Le métabolisme du soufre est décrit dans la littérature comme important dans l’homéostasie du cuivre. Les composés soufrés sont des cibles de la toxicité du cuivre mais également des tampons conférant une certaine tolérance à ce métal. Le glutathion est décrit comme un acteur majeur dans la relation entre les bactéries et le cuivre. Il sert de tampon dans le cytoplasme permettant de diminuer la concentration de cuivre libre. Néanmoins la

formation de ce complexe entre le glutathion et le cuivre Cu1+ entraine la diminution du

glutathion disponible dans cette même cellule. Il se trouve que notre milieu de culture SS contient du glutathion car B. pertussis possède seulement une des deux enzymes nécessaires à sa biosynthèse. La bactérie importe le glutathion du milieu extérieur pour maintenir ainsi son stock cytoplasmique et régénère son stock interne via des glutathion réductases. Nous nous sommes donc intéressés à l’impact du glutathion sur la tolérance au cuivre.
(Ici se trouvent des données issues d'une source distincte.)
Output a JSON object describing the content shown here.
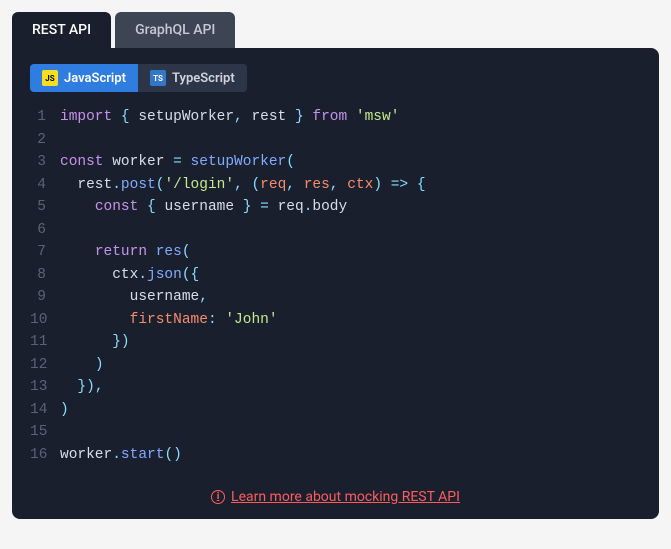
{
  "tabs": {
    "rest": "REST API",
    "graphql": "GraphQL API"
  },
  "langs": {
    "js": {
      "badge": "JS",
      "label": "JavaScript"
    },
    "ts": {
      "badge": "TS",
      "label": "TypeScript"
    }
  },
  "code": {
    "lines": [
      {
        "n": "1",
        "tokens": [
          [
            "k",
            "import"
          ],
          [
            "p",
            " "
          ],
          [
            "op",
            "{"
          ],
          [
            "p",
            " "
          ],
          [
            "v",
            "setupWorker"
          ],
          [
            "op",
            ","
          ],
          [
            "p",
            " "
          ],
          [
            "v",
            "rest"
          ],
          [
            "p",
            " "
          ],
          [
            "op",
            "}"
          ],
          [
            "p",
            " "
          ],
          [
            "k",
            "from"
          ],
          [
            "p",
            " "
          ],
          [
            "s",
            "'msw'"
          ]
        ]
      },
      {
        "n": "2",
        "tokens": []
      },
      {
        "n": "3",
        "tokens": [
          [
            "k",
            "const"
          ],
          [
            "p",
            " "
          ],
          [
            "v",
            "worker"
          ],
          [
            "p",
            " "
          ],
          [
            "op",
            "="
          ],
          [
            "p",
            " "
          ],
          [
            "fn",
            "setupWorker"
          ],
          [
            "op",
            "("
          ]
        ]
      },
      {
        "n": "4",
        "tokens": [
          [
            "p",
            "  "
          ],
          [
            "v",
            "rest"
          ],
          [
            "op",
            "."
          ],
          [
            "fn",
            "post"
          ],
          [
            "op",
            "("
          ],
          [
            "s",
            "'/login'"
          ],
          [
            "op",
            ","
          ],
          [
            "p",
            " "
          ],
          [
            "op",
            "("
          ],
          [
            "pr",
            "req"
          ],
          [
            "op",
            ","
          ],
          [
            "p",
            " "
          ],
          [
            "pr",
            "res"
          ],
          [
            "op",
            ","
          ],
          [
            "p",
            " "
          ],
          [
            "pr",
            "ctx"
          ],
          [
            "op",
            ")"
          ],
          [
            "p",
            " "
          ],
          [
            "op",
            "=>"
          ],
          [
            "p",
            " "
          ],
          [
            "op",
            "{"
          ]
        ]
      },
      {
        "n": "5",
        "tokens": [
          [
            "p",
            "    "
          ],
          [
            "k",
            "const"
          ],
          [
            "p",
            " "
          ],
          [
            "op",
            "{"
          ],
          [
            "p",
            " "
          ],
          [
            "v",
            "username"
          ],
          [
            "p",
            " "
          ],
          [
            "op",
            "}"
          ],
          [
            "p",
            " "
          ],
          [
            "op",
            "="
          ],
          [
            "p",
            " "
          ],
          [
            "v",
            "req"
          ],
          [
            "op",
            "."
          ],
          [
            "v",
            "body"
          ]
        ]
      },
      {
        "n": "6",
        "tokens": []
      },
      {
        "n": "7",
        "tokens": [
          [
            "p",
            "    "
          ],
          [
            "k",
            "return"
          ],
          [
            "p",
            " "
          ],
          [
            "fn",
            "res"
          ],
          [
            "op",
            "("
          ]
        ]
      },
      {
        "n": "8",
        "tokens": [
          [
            "p",
            "      "
          ],
          [
            "v",
            "ctx"
          ],
          [
            "op",
            "."
          ],
          [
            "fn",
            "json"
          ],
          [
            "op",
            "("
          ],
          [
            "op",
            "{"
          ]
        ]
      },
      {
        "n": "9",
        "tokens": [
          [
            "p",
            "        "
          ],
          [
            "v",
            "username"
          ],
          [
            "op",
            ","
          ]
        ]
      },
      {
        "n": "10",
        "tokens": [
          [
            "p",
            "        "
          ],
          [
            "pr",
            "firstName"
          ],
          [
            "op",
            ":"
          ],
          [
            "p",
            " "
          ],
          [
            "s",
            "'John'"
          ]
        ]
      },
      {
        "n": "11",
        "tokens": [
          [
            "p",
            "      "
          ],
          [
            "op",
            "}"
          ],
          [
            "op",
            ")"
          ]
        ]
      },
      {
        "n": "12",
        "tokens": [
          [
            "p",
            "    "
          ],
          [
            "op",
            ")"
          ]
        ]
      },
      {
        "n": "13",
        "tokens": [
          [
            "p",
            "  "
          ],
          [
            "op",
            "}"
          ],
          [
            "op",
            ")"
          ],
          [
            "op",
            ","
          ]
        ]
      },
      {
        "n": "14",
        "tokens": [
          [
            "op",
            ")"
          ]
        ]
      },
      {
        "n": "15",
        "tokens": []
      },
      {
        "n": "16",
        "tokens": [
          [
            "v",
            "worker"
          ],
          [
            "op",
            "."
          ],
          [
            "fn",
            "start"
          ],
          [
            "op",
            "("
          ],
          [
            "op",
            ")"
          ]
        ]
      }
    ]
  },
  "footer": {
    "link_text": "Learn more about mocking REST API"
  }
}
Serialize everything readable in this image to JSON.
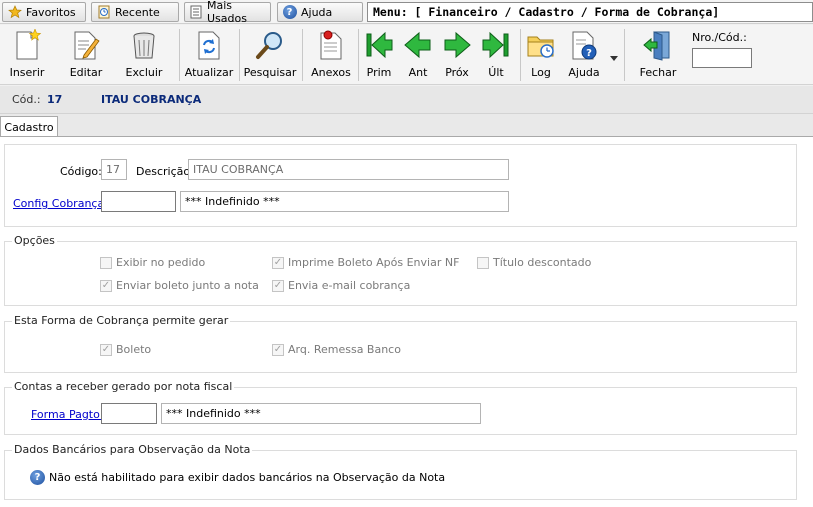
{
  "topbar": {
    "favoritos": "Favoritos",
    "recente": "Recente",
    "mais_usados": "Mais Usados",
    "ajuda": "Ajuda",
    "menu_path": "Menu: [ Financeiro / Cadastro / Forma de Cobrança]"
  },
  "toolbar": {
    "inserir": "Inserir",
    "editar": "Editar",
    "excluir": "Excluir",
    "atualizar": "Atualizar",
    "pesquisar": "Pesquisar",
    "anexos": "Anexos",
    "prim": "Prim",
    "ant": "Ant",
    "prox": "Próx",
    "ult": "Últ",
    "log": "Log",
    "ajuda": "Ajuda",
    "fechar": "Fechar",
    "nro_cod_label": "Nro./Cód.:",
    "nro_cod_value": ""
  },
  "record": {
    "cod_label": "Cód.:",
    "cod_value": "17",
    "name": "ITAU COBRANÇA"
  },
  "tabs": {
    "cadastro": "Cadastro"
  },
  "main": {
    "codigo_label": "Código:",
    "codigo_value": "17",
    "descricao_label": "Descrição:",
    "descricao_value": "ITAU COBRANÇA",
    "config_cobranca_label": "Config Cobrança:",
    "config_cobranca_code": "",
    "config_cobranca_desc": "*** Indefinido ***"
  },
  "opcoes": {
    "title": "Opções",
    "exibir_pedido": {
      "label": "Exibir no pedido",
      "checked": false
    },
    "imprime_boleto": {
      "label": "Imprime Boleto Após Enviar NF",
      "checked": true
    },
    "titulo_descontado": {
      "label": "Título descontado",
      "checked": false
    },
    "enviar_boleto": {
      "label": "Enviar boleto junto a nota",
      "checked": true
    },
    "envia_email": {
      "label": "Envia e-mail cobrança",
      "checked": true
    }
  },
  "permite": {
    "title": "Esta Forma de Cobrança permite gerar",
    "boleto": {
      "label": "Boleto",
      "checked": true
    },
    "arq_remessa": {
      "label": "Arq. Remessa Banco",
      "checked": true
    }
  },
  "contas": {
    "title": "Contas a receber gerado por nota fiscal",
    "forma_pagto_label": "Forma Pagto:",
    "forma_pagto_code": "",
    "forma_pagto_desc": "*** Indefinido ***"
  },
  "bancarios": {
    "title": "Dados Bancários para Observação da Nota",
    "message": "Não está habilitado para exibir dados bancários na Observação da Nota"
  },
  "colors": {
    "record_text": "#0b2a7a",
    "link": "#0000cc",
    "nav_green": "#1e9e2e"
  }
}
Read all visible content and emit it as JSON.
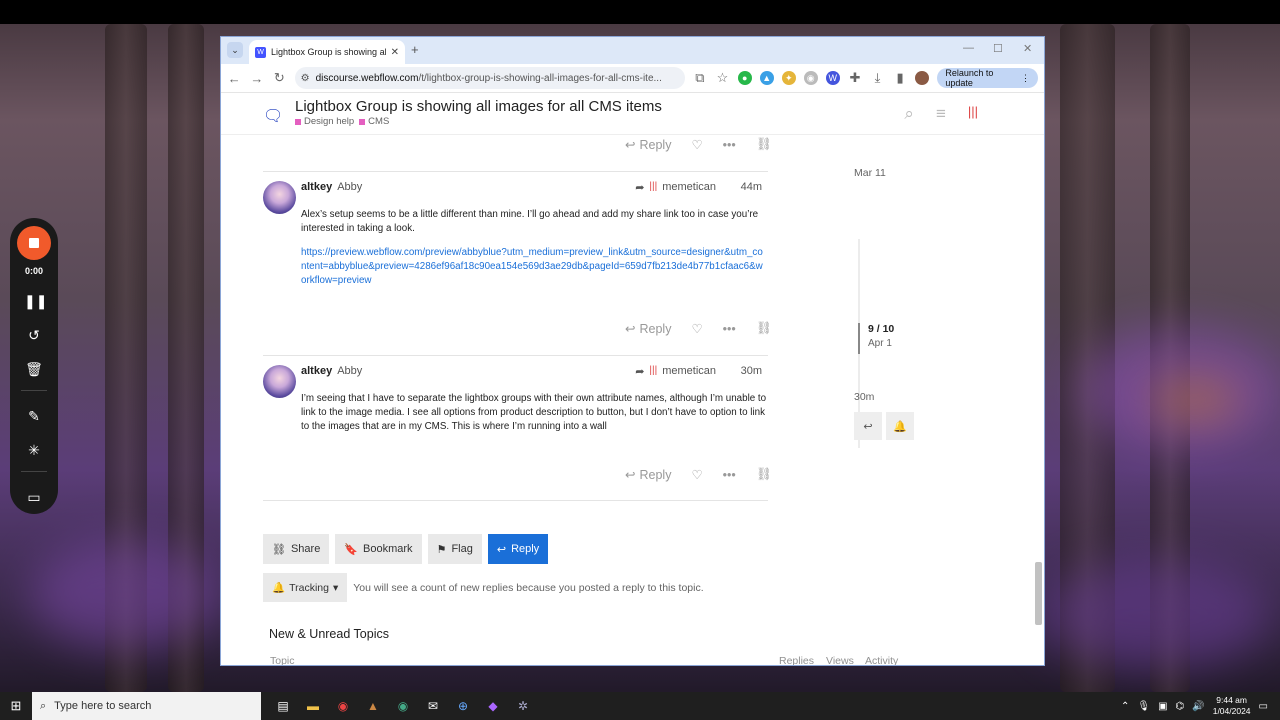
{
  "recorder": {
    "time": "0:00"
  },
  "browser": {
    "tab_title": "Lightbox Group is showing all i",
    "url_host": "discourse.webflow.com",
    "url_path": "/t/lightbox-group-is-showing-all-images-for-all-cms-ite...",
    "relaunch_label": "Relaunch to update"
  },
  "header": {
    "title": "Lightbox Group is showing all images for all CMS items",
    "categories": [
      {
        "label": "Design help",
        "color": "#e45fc0"
      },
      {
        "label": "CMS",
        "color": "#e45fc0"
      }
    ]
  },
  "actions": {
    "reply_label": "Reply"
  },
  "posts": [
    {
      "username": "altkey",
      "fullname": "Abby",
      "reply_to": "memetican",
      "time": "44m",
      "body": "Alex’s setup seems to be a little different than mine. I’ll go ahead and add my share link too in case you’re interested in taking a look.",
      "link": "https://preview.webflow.com/preview/abbyblue?utm_medium=preview_link&utm_source=designer&utm_content=abbyblue&preview=4286ef96af18c90ea154e569d3ae29db&pageId=659d7fb213de4b77b1cfaac6&workflow=preview"
    },
    {
      "username": "altkey",
      "fullname": "Abby",
      "reply_to": "memetican",
      "time": "30m",
      "body": "I’m seeing that I have to separate the lightbox groups with their own attribute names, although I’m unable to link to the image media. I see all options from product description to button, but I don’t have to option to link to the images that are in my CMS. This is where I’m running into a wall",
      "link": ""
    }
  ],
  "timeline": {
    "top_date": "Mar 11",
    "position": "9 / 10",
    "position_date": "Apr 1",
    "bottom_date": "30m"
  },
  "footer_buttons": {
    "share": "Share",
    "bookmark": "Bookmark",
    "flag": "Flag",
    "reply": "Reply"
  },
  "tracking": {
    "label": "Tracking",
    "text": "You will see a count of new replies because you posted a reply to this topic."
  },
  "suggested": {
    "heading": "New & Unread Topics",
    "col_topic": "Topic",
    "col_replies": "Replies",
    "col_views": "Views",
    "col_activity": "Activity"
  },
  "taskbar": {
    "search_placeholder": "Type here to search",
    "time": "9:44 am",
    "date": "1/04/2024"
  }
}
Le glutathion a deux rôles : source de cystéines et maintien du potentiel réducteur dans le cytoplasme. Nous avons vu lors de nos analyses transcriptomiques que le métabolisme des acides aminés soufrés est up régulé en présence de cuivre. La littérature parle également d’augmentation de la synthèse de cystéine en réponse au cuivre. Nous avons donc cherché à savoir si le glutathion joue un rôle dans la tolérance au cuivre et si oui, par quel mécanisme.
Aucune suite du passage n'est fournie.